Same-profile queue: 50 tasks, all assigned to translator, no dependencies between them. Dispatcher serializes — translator processes them in priority order, accumulating experience in their own memory.
Human-in-the-loop: Any task can kanban_block() to wait for input. Dispatcher respawns after /unblock. The comment thread carries the full context.
Pitfalls
Reassignment vs. new task. If a reviewer blocks with "needs changes," create a NEW task linked from the reviewer's task — don't re-run the same task with a stern look. The new task is assigned to the original implementer profile.
Argument order for links. kanban_link(parent_id=..., child_id=...) — parent first. Mixing them up demotes the wrong task to todo.
Don't pre-create the whole graph if the shape depends on intermediate findings. If T3's structure depends on what T1 and T2 find, let T3 exist as a "synthesize findings" task whose own first step is to read parent handoffs and plan the rest. Orchestrators can spawn orchestrators.
Tenant inheritance.

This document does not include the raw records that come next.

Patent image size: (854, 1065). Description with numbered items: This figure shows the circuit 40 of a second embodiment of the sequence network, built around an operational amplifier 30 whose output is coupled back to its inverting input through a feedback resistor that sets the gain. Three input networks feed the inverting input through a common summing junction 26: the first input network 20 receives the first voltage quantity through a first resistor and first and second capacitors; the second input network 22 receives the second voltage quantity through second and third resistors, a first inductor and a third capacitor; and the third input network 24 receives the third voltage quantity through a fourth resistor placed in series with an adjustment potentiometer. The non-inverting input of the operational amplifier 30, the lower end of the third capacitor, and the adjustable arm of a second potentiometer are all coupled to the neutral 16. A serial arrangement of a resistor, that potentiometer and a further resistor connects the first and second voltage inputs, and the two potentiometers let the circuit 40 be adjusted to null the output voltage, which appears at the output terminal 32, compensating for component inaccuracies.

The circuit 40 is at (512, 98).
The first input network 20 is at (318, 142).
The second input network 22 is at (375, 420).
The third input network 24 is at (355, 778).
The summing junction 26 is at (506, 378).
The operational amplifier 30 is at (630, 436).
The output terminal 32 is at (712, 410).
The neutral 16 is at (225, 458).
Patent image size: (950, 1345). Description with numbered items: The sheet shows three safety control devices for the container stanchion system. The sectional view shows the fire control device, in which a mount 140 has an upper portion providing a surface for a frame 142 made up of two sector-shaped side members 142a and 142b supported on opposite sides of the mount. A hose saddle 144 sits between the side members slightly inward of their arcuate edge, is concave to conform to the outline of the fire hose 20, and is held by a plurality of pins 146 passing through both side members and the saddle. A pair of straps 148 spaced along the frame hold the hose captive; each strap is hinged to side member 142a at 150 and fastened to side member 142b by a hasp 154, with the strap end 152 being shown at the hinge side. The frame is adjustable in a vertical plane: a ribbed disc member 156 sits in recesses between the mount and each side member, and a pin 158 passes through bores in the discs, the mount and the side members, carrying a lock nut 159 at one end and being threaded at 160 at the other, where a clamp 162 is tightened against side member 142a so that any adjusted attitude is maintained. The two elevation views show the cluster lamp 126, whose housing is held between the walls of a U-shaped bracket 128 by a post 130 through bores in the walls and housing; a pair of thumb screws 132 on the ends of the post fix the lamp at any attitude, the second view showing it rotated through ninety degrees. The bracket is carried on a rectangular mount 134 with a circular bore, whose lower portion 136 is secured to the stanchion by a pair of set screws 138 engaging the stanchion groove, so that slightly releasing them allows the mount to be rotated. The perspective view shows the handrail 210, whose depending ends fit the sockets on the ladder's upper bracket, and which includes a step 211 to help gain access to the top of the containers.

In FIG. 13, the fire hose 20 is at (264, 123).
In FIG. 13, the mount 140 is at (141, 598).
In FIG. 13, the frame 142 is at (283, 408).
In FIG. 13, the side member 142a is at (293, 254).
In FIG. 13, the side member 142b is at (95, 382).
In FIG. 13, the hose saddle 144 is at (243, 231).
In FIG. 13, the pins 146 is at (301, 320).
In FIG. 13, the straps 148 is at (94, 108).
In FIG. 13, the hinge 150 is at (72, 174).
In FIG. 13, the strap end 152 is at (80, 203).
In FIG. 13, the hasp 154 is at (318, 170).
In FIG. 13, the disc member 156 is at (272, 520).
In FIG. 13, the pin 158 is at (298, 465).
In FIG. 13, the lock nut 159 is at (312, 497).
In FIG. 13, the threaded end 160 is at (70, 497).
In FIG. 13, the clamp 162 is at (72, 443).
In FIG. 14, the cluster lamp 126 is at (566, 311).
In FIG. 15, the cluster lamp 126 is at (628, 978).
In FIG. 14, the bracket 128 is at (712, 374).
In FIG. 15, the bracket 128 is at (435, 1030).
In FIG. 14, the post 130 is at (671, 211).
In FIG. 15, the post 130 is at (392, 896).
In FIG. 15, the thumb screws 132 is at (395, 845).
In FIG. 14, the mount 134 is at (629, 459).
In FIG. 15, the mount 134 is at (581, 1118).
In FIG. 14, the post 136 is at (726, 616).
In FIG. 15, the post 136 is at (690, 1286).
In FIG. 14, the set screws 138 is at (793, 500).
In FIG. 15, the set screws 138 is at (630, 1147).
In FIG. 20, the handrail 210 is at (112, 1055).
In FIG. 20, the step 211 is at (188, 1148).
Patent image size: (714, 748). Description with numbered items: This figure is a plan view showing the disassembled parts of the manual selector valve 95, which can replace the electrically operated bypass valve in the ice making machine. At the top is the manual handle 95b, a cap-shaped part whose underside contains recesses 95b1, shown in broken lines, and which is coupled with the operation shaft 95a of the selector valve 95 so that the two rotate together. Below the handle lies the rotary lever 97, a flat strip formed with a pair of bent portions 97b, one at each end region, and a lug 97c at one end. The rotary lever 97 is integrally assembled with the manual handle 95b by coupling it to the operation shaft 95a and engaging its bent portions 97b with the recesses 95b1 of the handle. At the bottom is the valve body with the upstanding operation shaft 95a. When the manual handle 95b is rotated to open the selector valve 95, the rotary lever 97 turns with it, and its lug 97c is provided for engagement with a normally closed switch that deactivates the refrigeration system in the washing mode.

If HERMES_TENANT is set in your env, pass tenant=os.environ.get("HERMES_TENANT") on every kanban_create call so child tasks stay in the same namespace.
Recovering stuck workers
When a worker profile keeps crashing, hallucinating, or getting blocked by its own mistakes (usually: wrong model, missing skill, broken credential), the kanban dashboard flags the task with a ⚠ badge and opens a Recovery section in the drawer. Three primary actions:
- Reclaim (or
hermes kanban reclaim <task_id>) — abort the running worker immediately and reset the task toready. The existing claim TTL is ~15 min; this is the fast path out. - Reassign (or
hermes kanban reassign <task_id> <new-profile> --reclaim) — switch the task to a different profile and let the dispatcher pick it up with a fresh worker. - Change profile model — the dashboard prints a copy-paste hint for
hermes -p <profile> modelsince profile config lives on disk; edit it in a terminal, then Reclaim to retry with the new model.
Hallucination warnings appear on tasks where a worker's kanban_complete(created_cards=[...]) claim included card ids that don't exist or weren't created by the worker's profile (the gate blocks the completion), or where the free-form summary references t_<hex> ids that don't resolve (advisory prose scan, non-blocking). Both produce audit events that persist even after recovery actions — the trail stays for debugging.